I fed our entire codebase to Gemini 3.1 Pro (2M context). Here's what happened.
What it's like to dump 800,000 tokens of production code into an AI and ask it to find problems. Genuinely useful, occasionally wrong.
Gemini 3.1 Pro has a 2 million token context window. Our entire frontend codebase β 340 files, ~800,000 tokens β fits inside it with room to spare.
I spent a day testing what this actually enables. Short version: it's more useful than I expected and more limited than the marketing suggests.
What I tested
Our frontend is a Next.js application that's been in development for two years. It has the usual problems of any two-year-old codebase: inconsistent patterns, deprecated approaches mixed with newer ones, technical debt we know about and technical debt we don't.
I uploaded the entire codebase (zipped) and ran several experiments.
The experiments
"Find all the technical debt"
Prompt: "This is our complete frontend codebase. Identify the top 10 technical debt items by severity. Focus on things that will cause real problems β performance, maintainability, security β not stylistic preferences."
What I got: A genuinely useful list. The top item it flagged was something I knew about (we were still using a deprecated React pattern for context that causes unnecessary re-renders). The second was something I didn't know about β we had three different implementations of the same data fetching pattern across different parts of the app, and two of them had subtle race conditions under specific network conditions.
Items 3-7 were real issues of varying severity. Items 8-10 were real but minor.
None were hallucinated β I checked everything. That surprised me.
"Find inconsistent patterns"
Prompt: "Map all the different patterns used for the same problems: data fetching, error handling, form validation, authentication checks. Tell me which pattern is best for each and what would need to change."
This was the most useful thing I ran. It found 4 different patterns for handling loading states, 3 for error boundaries, 2 for authentication guards (one of which was subtly broken in a way that only matters on slow connections).
The recommendation for which to standardize on was good β it picked the patterns that were already most consistently used in the newest parts of the codebase.
"Explain this architecture to a new engineer"
Prompt: "Write an architecture overview for a new engineer joining the team. Cover: what this app does, how data flows, what the key abstractions are, what the gotchas are."
Surprisingly good output. Better than our actual documentation. I sent it to our last two hires and both said it was more useful than what we had.
"Find security issues"
This is where it was weakest. It flagged some real issues (CSP headers could be stricter, one component was rendering user input without sanitization). But it also produced two false positives that would have sent me on a debugging chase if I'd trusted them blindly.
The sanitization issue was real though β we shipped a fix based on it.
The limitations
It's not fast. Uploading ~800K tokens takes a minute. Processing and generating a response takes 2-4 minutes. This isn't a "quick question" tool β it's a "start this analysis and come back" tool.
It doesn't know your business context. It can find that a function is called inconsistently, but it can't tell you if that's intentional (because the inconsistency reflects a real product difference) or accidental. You have to apply that judgment.
It hallucinates on specifics sometimes. For the "find security issues" task, one of the false positives was citing a specific function that didn't exist. It had generated a plausible-sounding function name that wasn't actually in the codebase. This is the scary kind of mistake because it sounds authoritative.

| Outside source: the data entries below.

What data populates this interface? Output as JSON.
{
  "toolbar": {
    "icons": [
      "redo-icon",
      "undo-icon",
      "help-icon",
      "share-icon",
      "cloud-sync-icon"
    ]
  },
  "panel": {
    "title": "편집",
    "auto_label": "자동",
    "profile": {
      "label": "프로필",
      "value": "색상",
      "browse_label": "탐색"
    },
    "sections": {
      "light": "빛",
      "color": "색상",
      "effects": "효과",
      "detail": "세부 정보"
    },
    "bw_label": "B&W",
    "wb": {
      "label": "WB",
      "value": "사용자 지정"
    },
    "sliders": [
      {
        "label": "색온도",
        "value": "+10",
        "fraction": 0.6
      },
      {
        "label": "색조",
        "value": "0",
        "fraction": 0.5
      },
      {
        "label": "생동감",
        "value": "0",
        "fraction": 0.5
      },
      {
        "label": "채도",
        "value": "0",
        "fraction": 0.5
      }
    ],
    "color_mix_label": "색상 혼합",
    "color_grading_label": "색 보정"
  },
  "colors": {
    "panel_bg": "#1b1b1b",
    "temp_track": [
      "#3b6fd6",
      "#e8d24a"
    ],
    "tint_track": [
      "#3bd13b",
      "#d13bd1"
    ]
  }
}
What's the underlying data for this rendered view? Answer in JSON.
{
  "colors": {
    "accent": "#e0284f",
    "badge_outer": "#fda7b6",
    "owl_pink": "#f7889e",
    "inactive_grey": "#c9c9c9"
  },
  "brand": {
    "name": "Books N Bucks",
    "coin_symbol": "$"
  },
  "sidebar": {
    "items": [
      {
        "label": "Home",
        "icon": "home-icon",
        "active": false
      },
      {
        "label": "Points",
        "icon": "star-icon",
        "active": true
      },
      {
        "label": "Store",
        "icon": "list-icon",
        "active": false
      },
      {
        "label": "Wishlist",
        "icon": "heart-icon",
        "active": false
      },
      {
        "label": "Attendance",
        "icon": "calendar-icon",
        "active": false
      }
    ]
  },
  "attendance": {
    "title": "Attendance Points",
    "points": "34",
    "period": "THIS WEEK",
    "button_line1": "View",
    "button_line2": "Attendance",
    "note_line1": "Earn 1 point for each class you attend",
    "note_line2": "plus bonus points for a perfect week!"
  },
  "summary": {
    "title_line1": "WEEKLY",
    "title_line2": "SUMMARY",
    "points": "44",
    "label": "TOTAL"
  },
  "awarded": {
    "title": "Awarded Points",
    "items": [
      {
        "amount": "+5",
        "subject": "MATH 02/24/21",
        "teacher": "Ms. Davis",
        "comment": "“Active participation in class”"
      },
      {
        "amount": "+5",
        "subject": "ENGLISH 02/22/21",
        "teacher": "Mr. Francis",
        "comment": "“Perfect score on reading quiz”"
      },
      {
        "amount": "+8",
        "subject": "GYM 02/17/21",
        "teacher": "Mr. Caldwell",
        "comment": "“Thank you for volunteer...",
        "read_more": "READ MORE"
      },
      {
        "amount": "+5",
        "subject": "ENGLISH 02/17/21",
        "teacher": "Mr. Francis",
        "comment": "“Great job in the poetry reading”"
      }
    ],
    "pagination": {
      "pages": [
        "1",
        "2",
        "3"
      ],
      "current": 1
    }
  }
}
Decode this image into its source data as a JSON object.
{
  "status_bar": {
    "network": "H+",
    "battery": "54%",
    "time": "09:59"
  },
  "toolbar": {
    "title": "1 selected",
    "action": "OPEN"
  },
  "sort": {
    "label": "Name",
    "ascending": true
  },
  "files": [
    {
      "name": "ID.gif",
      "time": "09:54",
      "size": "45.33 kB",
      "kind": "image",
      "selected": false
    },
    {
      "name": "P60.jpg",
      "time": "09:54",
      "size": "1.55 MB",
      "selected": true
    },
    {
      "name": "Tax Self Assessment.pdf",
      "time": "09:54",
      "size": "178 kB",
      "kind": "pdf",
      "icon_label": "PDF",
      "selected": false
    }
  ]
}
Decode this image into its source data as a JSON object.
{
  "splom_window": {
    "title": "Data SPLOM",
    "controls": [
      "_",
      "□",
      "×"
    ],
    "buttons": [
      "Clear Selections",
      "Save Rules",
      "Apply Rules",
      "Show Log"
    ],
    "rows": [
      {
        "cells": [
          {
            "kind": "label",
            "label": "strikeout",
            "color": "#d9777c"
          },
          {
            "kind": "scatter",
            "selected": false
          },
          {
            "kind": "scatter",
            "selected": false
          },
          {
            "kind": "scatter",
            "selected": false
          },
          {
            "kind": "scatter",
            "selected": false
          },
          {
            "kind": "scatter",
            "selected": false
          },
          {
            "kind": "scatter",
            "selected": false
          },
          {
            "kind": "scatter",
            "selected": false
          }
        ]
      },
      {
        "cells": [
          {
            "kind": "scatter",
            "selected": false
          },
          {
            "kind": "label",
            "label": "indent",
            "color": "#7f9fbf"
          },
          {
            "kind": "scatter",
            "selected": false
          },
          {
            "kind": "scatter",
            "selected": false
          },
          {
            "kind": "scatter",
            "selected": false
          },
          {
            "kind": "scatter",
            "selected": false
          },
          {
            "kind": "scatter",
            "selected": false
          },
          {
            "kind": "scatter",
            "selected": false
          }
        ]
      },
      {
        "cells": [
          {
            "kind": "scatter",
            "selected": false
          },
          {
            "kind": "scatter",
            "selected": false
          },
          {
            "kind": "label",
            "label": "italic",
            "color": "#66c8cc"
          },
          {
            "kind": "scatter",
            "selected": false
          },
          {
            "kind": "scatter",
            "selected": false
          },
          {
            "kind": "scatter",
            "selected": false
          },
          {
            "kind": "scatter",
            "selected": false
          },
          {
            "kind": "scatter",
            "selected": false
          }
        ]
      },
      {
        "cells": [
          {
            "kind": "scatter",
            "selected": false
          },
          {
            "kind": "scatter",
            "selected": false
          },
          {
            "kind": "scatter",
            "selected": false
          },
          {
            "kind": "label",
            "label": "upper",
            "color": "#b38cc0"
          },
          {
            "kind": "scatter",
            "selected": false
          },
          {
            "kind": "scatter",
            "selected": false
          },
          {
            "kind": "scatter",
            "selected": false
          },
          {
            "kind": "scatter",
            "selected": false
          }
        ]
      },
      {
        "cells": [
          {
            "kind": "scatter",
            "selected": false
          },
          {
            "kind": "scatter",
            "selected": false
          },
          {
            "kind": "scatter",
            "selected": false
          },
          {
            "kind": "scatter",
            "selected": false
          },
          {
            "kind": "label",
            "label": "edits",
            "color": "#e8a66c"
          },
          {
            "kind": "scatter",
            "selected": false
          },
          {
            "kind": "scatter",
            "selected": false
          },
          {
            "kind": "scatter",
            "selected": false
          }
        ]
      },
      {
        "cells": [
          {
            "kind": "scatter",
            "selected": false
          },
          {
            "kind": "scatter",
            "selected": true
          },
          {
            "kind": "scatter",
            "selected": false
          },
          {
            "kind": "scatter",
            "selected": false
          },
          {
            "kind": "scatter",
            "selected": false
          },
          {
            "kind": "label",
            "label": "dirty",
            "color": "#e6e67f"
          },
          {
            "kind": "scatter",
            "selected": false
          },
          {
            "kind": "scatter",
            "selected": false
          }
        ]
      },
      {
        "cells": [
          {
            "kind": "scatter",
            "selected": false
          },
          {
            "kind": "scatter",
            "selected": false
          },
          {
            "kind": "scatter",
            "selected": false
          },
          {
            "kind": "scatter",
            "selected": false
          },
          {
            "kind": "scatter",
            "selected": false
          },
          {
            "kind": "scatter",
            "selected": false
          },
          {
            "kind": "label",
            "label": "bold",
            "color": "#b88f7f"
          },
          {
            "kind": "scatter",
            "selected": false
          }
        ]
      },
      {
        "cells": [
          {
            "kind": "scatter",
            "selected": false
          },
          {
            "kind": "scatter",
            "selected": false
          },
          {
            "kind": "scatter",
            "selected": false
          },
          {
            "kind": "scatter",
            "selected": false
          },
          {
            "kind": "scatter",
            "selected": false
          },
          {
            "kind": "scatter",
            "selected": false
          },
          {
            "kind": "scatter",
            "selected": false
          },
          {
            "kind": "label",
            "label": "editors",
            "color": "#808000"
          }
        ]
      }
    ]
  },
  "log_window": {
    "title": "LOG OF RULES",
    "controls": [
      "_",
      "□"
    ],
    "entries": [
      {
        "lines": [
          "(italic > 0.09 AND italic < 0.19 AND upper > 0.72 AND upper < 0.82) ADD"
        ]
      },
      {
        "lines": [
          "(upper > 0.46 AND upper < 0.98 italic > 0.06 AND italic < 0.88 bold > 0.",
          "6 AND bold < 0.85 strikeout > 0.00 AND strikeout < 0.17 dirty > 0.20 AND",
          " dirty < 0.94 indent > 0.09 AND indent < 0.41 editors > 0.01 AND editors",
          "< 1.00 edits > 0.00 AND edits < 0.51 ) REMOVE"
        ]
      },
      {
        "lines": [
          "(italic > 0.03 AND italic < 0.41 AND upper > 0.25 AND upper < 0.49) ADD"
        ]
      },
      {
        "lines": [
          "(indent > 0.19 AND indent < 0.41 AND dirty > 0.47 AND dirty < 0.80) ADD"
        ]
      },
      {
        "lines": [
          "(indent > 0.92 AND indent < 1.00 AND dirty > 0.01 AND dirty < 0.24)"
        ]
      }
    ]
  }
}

The 2M token limit is the ceiling, not the starting point. It works better with less context. When I uploaded just the auth-related files instead of everything, the security analysis was sharper. Focused context beats maximum context for specific questions.
Practical recommendations
If you have a large codebase and want to try this:
1. Start with a specific question, not "find all problems"
2. Cross-check everything against the actual code
3. Use it for analysis and discovery, not as a source of truth
4. Upload related files together rather than the whole repo for focused questions
5. The architecture documentation use case is underrated β great for onboarding
The 2 million context window is a real capability. It's not magic but it's useful in ways that smaller context models can't replicate.